One wouldn’t have expected California’s Board of Education to essentially sustain the state’s Parent Trigger law and actually make it easier for families to overhaul failure factories. After all, Gov. Jerry Brown moved immediately upon taking office to remove Ben Austin and Ted Mitchell, the two leading school reformers on the board, and placed a lobbyist for the Golden State’s National Education Association affiliate onto the board. Given that the nation’s first Parent Trigger law lacked clear guidelines on how parents should petition for overhauls — and the fierce battle in Compton between parents and the tag team of the Southern California school district and the American Federation of Teachers local over efforts to remove McKinley Elementary from district control — and the district the board could have easily crafted rules governing the process that would have made it impossible for families to exercise power.
But today’s move by the state board to pass clear regulations governing Parent Trigger efforts is a step in the right direction. The fact that the state Department of Education will have to provide sample petitions that families could use in their efforts has the potential to make it easier to initiate Parent Trigger drives. So did the decision by the board to not allow school districts and teachers unions from being able to block proposals to remove failure factories from district control by simply massing a majority of rank-and-file teachers. And barring districts from tossing out signatures (and petitions) because of technical errors is an acceptance of the reality that the families that will attempt these efforts will not be nearly as savvy (at least at first) as the districts and NEA and American Federation of Teachers affiliates with lawyers at their disposal.
This is good news. But it isn’t the end of the story. In theory, the regulations go into effect in October so long as there aren’t any significant comments requiring the state board to reaffirm them. But given efforts by the NEA’s California affiliate so far to curb the expansion of charter schools and tie the hands of cash-strapped school districts, don’t be surprised if the union attempts a push-back. Particularly, the union wants to force efforts by parents to convert failing schools into charters to go through approval by half of their rank-and-file members, which would effectively keep the schools under failed district management (and under NEA and AFT influence).
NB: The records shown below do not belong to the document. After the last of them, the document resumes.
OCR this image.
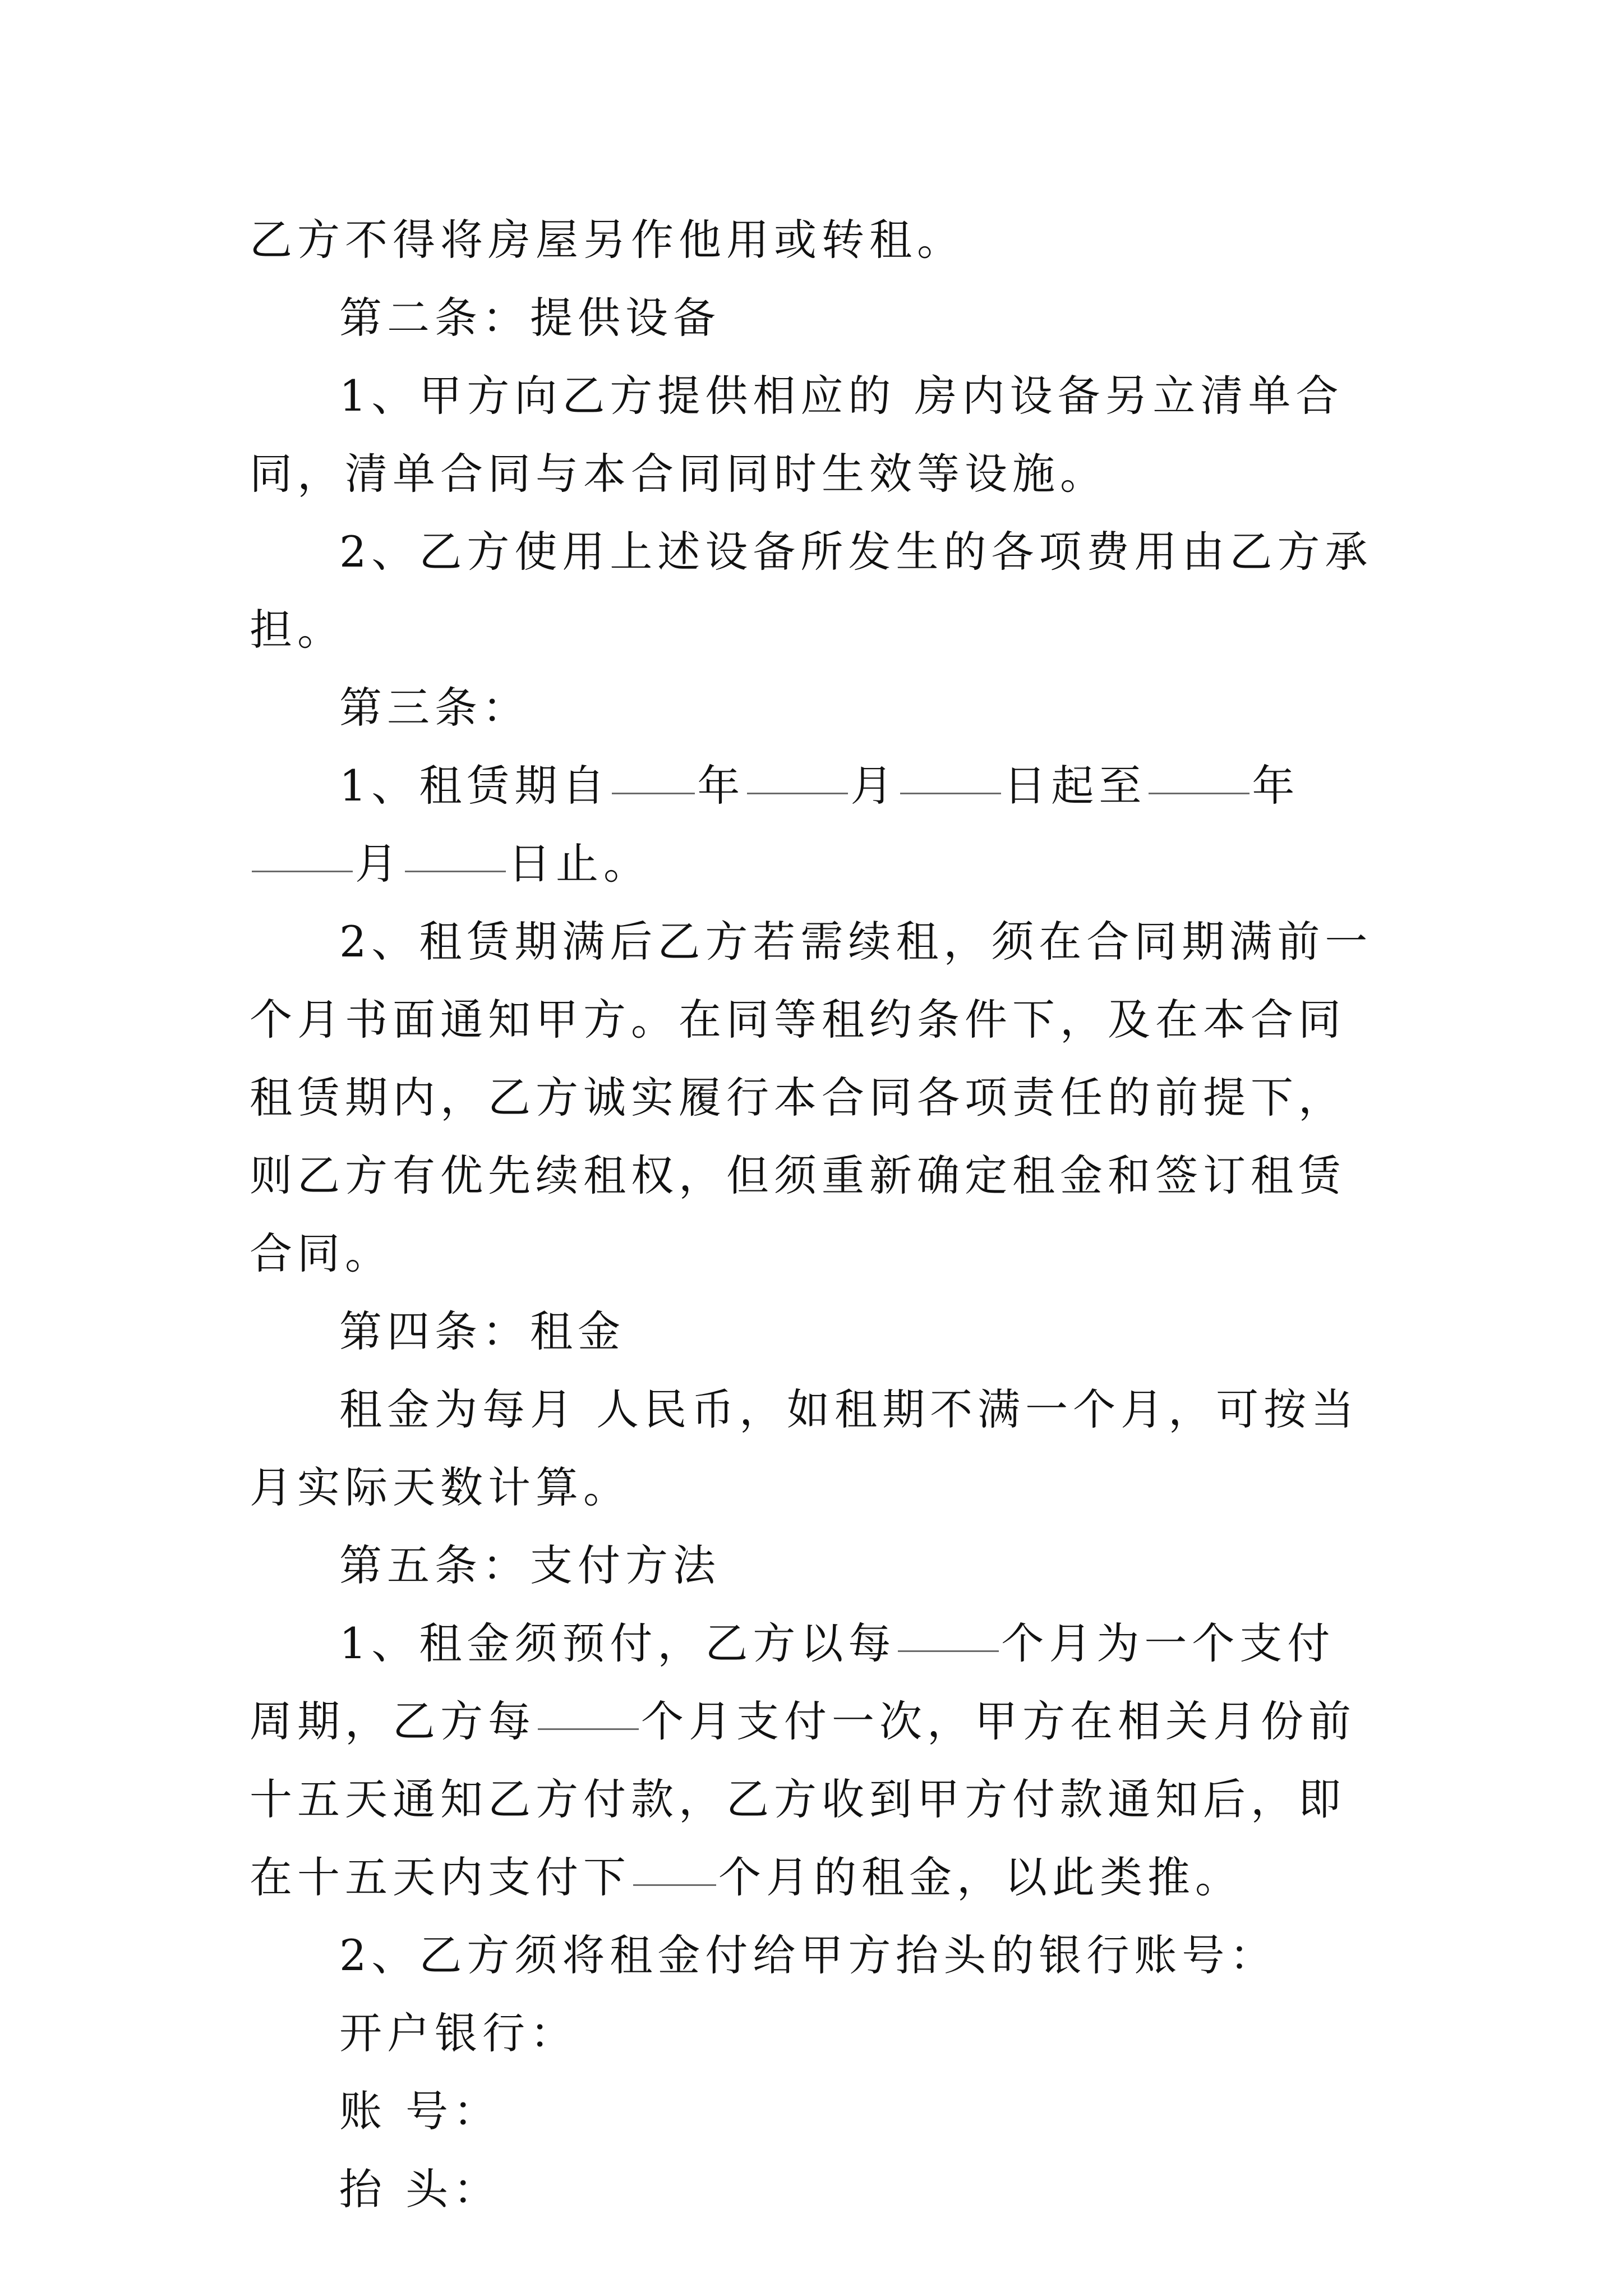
乙方不得将房屋另作他用或转租。

第二条：提供设备

1、甲方向乙方提供相应的 房内设备另立清单合同，清单合同与本合同同时生效等设施。

2、乙方使用上述设备所发生的各项费用由乙方承担。

第三条：

1、租赁期自 年 月 日起至 年月 日止。

2、租赁期满后乙方若需续租，须在合同期满前一个月书面通知甲方。在同等租约条件下，及在本合同租赁期内，乙方诚实履行本合同各项责任的前提下，则乙方有优先续租权，但须重新确定租金和签订租赁合同。

第四条：租金

租金为每月 人民币，如租期不满一个月，可按当月实际天数计算。

第五条：支付方法

1、租金须预付，乙方以每 个月为一个支付周期，乙方每 个月支付一次，甲方在相关月份前十五天通知乙方付款，乙方收到甲方付款通知后，即在十五天内支付下 个月的租金，以此类推。

2、乙方须将租金付给甲方抬头的银行账号：

开户银行：

账 号：

抬 头：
Expect the union to do so, either in its comments or through the legislative process by demanding Golden State legislators to revamp the law to their liking. So Parent Revolution, the group that helped bring the Parent Trigger law into reality, and Gloria Romero, the former state senator who now runs the state branch of Democrats for Education Reform, will have to aggressively work with families to defend Parent Trigger laws and efforts to use the law to systemically overhaul the schools their children attend.
All in all, California’s education officials managed to do the rare — and right — thing by families no longer willing to accept cultures of mediocrity and academic failure. They, along with statehouse leaders, should continue to do so by embracing systemic reform.